Tomás seguía allí, al pie
de la escalinata. La vida había cambiado para mí, pero no para él,
que permanecía en el mismo sitio donde yo le vi por primera vez y a
donde acudía todos los recreos, a echarle unas monedas.
Un día, observadora de
que mi abuela era una de aquellas personas para las que el mendigo
parecía no existir, me atreví a llamar su atención sobre el
hombre.
-Abuela, ¿por qué no le
das una peseta a ese mendigo? - le pregunté.
-Si hija si, era lo que
me faltaba, para dar pesetas estoy yo.
Es evidente que no me
hizo caso alguno, pero yo, a la mañana siguiente, volví a insistir.
-Abuela, échale una
peseta a Tomás. El pobre no tiene para comer.
-¿Tomás? ¿quién es
Tomás? - me preguntó con su habitual mal humor.
-Ese hombre, mira – le
contesté, haciendo que se parara en su caminata y que dirigiera la
vista al mendigo.
Tomás nos regaló su
habitual sonrisa, algo que a ella no le pareció demasiado bien a
juzgar por sus palabras.
-¿Y tú por qué sabes
que se llama Tomás? ¡Ni se te ocurra acercarte a él! ¿Me oyes?

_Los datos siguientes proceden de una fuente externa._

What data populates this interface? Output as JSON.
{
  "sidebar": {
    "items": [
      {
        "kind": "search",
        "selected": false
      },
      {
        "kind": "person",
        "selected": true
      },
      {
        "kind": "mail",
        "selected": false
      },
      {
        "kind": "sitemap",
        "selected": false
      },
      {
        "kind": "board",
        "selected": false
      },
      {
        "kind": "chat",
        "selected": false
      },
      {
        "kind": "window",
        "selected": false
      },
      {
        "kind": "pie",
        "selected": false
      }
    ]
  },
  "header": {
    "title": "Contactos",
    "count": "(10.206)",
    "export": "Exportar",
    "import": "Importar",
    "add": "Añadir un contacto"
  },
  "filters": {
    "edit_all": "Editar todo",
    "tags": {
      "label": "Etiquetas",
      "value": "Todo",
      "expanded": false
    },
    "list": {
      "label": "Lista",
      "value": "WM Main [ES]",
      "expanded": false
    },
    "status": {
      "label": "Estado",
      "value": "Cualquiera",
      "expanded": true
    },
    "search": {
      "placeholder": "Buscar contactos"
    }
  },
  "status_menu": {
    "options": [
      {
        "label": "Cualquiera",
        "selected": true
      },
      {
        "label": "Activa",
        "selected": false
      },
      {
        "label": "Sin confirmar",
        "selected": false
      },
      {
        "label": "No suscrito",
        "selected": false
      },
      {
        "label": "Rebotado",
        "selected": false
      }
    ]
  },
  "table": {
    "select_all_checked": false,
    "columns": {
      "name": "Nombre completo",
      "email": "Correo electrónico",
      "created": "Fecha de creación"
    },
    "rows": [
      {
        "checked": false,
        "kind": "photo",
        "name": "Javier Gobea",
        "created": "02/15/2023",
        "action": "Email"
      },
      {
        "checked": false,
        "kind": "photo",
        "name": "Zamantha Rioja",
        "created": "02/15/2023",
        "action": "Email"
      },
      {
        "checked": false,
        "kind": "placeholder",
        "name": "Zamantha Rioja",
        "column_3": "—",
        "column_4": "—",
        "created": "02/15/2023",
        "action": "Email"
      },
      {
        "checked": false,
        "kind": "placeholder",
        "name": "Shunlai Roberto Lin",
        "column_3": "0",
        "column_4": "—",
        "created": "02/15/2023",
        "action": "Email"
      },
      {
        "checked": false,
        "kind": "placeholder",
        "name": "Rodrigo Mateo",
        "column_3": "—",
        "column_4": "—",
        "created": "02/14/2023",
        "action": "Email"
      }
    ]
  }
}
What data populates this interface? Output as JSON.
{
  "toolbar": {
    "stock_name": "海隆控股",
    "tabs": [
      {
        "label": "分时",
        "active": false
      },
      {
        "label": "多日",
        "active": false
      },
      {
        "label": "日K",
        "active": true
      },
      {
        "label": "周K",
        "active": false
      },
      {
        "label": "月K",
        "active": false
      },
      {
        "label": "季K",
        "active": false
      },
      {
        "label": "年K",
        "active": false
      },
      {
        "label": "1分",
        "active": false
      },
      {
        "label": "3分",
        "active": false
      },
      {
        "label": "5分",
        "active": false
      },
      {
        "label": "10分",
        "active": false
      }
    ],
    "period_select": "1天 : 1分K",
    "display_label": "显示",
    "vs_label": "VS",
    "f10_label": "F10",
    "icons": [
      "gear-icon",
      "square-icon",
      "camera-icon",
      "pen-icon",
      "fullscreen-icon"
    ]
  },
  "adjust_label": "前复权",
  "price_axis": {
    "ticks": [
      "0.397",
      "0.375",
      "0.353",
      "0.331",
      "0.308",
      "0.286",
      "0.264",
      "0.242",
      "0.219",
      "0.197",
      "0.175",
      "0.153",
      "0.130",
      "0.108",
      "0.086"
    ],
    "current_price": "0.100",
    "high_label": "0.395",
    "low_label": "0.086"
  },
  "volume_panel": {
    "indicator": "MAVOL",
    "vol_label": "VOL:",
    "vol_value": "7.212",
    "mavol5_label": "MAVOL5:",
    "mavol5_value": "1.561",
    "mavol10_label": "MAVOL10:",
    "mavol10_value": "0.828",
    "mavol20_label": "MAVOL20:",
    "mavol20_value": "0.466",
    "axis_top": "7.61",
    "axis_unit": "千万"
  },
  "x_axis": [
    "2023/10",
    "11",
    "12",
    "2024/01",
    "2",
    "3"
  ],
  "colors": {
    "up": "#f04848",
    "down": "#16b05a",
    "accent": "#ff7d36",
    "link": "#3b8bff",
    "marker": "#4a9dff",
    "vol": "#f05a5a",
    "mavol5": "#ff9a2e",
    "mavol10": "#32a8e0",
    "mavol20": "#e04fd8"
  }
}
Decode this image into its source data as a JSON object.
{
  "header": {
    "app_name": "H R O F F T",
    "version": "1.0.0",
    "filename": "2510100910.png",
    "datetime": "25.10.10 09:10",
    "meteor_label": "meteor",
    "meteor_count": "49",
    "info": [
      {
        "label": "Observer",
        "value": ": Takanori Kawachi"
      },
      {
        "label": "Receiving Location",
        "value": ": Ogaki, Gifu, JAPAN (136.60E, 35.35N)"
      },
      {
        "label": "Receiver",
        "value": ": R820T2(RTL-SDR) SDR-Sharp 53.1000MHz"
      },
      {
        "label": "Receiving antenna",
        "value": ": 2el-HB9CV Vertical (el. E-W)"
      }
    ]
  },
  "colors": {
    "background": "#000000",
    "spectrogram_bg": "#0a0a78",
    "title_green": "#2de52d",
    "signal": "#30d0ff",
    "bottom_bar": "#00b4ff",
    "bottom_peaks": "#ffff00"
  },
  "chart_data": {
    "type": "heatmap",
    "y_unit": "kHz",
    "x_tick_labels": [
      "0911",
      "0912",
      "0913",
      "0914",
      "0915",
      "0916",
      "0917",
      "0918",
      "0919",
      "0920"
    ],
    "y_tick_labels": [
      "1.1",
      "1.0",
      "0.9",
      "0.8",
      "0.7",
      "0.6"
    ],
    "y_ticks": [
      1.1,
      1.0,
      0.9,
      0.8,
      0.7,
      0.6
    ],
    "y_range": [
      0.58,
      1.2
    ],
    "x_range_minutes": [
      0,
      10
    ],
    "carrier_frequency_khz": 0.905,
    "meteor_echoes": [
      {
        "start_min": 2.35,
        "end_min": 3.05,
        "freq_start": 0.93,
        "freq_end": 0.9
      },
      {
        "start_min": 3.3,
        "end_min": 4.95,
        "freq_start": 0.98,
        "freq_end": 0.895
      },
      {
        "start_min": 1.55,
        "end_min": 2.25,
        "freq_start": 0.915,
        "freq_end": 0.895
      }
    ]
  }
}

¡Ni se te ocurra! Como yo sepa que tienes tratos con gente de esa
calaña se lo contaré a tu padre para que te imponga el castigo que
te mereces. ¡Venga, camina y déjate de tonterías!
No osé protestarle,
aunque me sorprendió su reacción. Mi abuela era una persona que
siempre parecía estar enfadada, pero en el fondo era buena y
cariñosa. Sin embargo en aquella ocasión sí estaba realmente
enojada, cosa que yo no entendía en absoluto. Como tampoco entendí
el interrogatorio al que me sometió cuando regresé a casa del
colegio.
-Señorita, venga usted
aquí – me dijo – tú y yo tenemos una conversación pendiente.
Me acerqué a ella
intrigada, pues no caía yo en esa charla que según ella habíamos
dejado incompleta.
-He estado pensando toda
la mañana y me tienes un poco preocupada. ¿Tú de qué conoces al
mendigo de la iglesia?
-¿Yo? De nada
-No me mientas. Esta
mañana me dijiste su nombre ¿cómo lo supiste?
-Me lo dijo él.
-Te lo dijo él, entonces
hablaste con él.
-Bueno, alguna vez que me
acerqué a echarle unas monedas y me dijo su nombre, nada más
-No te vuelvas a acercar a
él ¿me oyes? Era lo que faltaba a tus padres, después de lo que
tienen encima, que les dieras tú otro disgusto.
Aquello acabó de
rematar mi confusión. No entendía esa repentina preocupación de mi
abuela por aquel hombre que aparentemente no mostraba ninguna
peligrosidad, ni su empeño en que no me acercara a él. ¿Acaso ella
conocía a Tomás? ¿Acaso conocía de él algún secreto
inconfesable que no debiera ser descubierto? Las advertencias de mi
abuela, lejos de atemorizarme, despertaron todavía más mi
curiosidad por el mendigo y a partir de aquel día, cuando a la hora
del recreo me acercaba a depositar en su caja la habitual moneda, me
quedaba un rato a su lado, escuchando las historias que me contaba,
historias que yo apenas entendía, pues hablaban de mundos
diferentes, de gentes distintas a nosotros, de ángeles que llegaban
a la tierra para cumplir misiones que se escapaban a mi comprensión.
No me importaba, al revés, mi afán era escuchar todo lo que pudiera
decirme, por si en medio de aquellas palabras asomara algún atisbo
de la peligrosidad que mi abuela se empeñaba en atribuir a aquel
pobre hombre. Huelga decir que jamás pude encontrarla.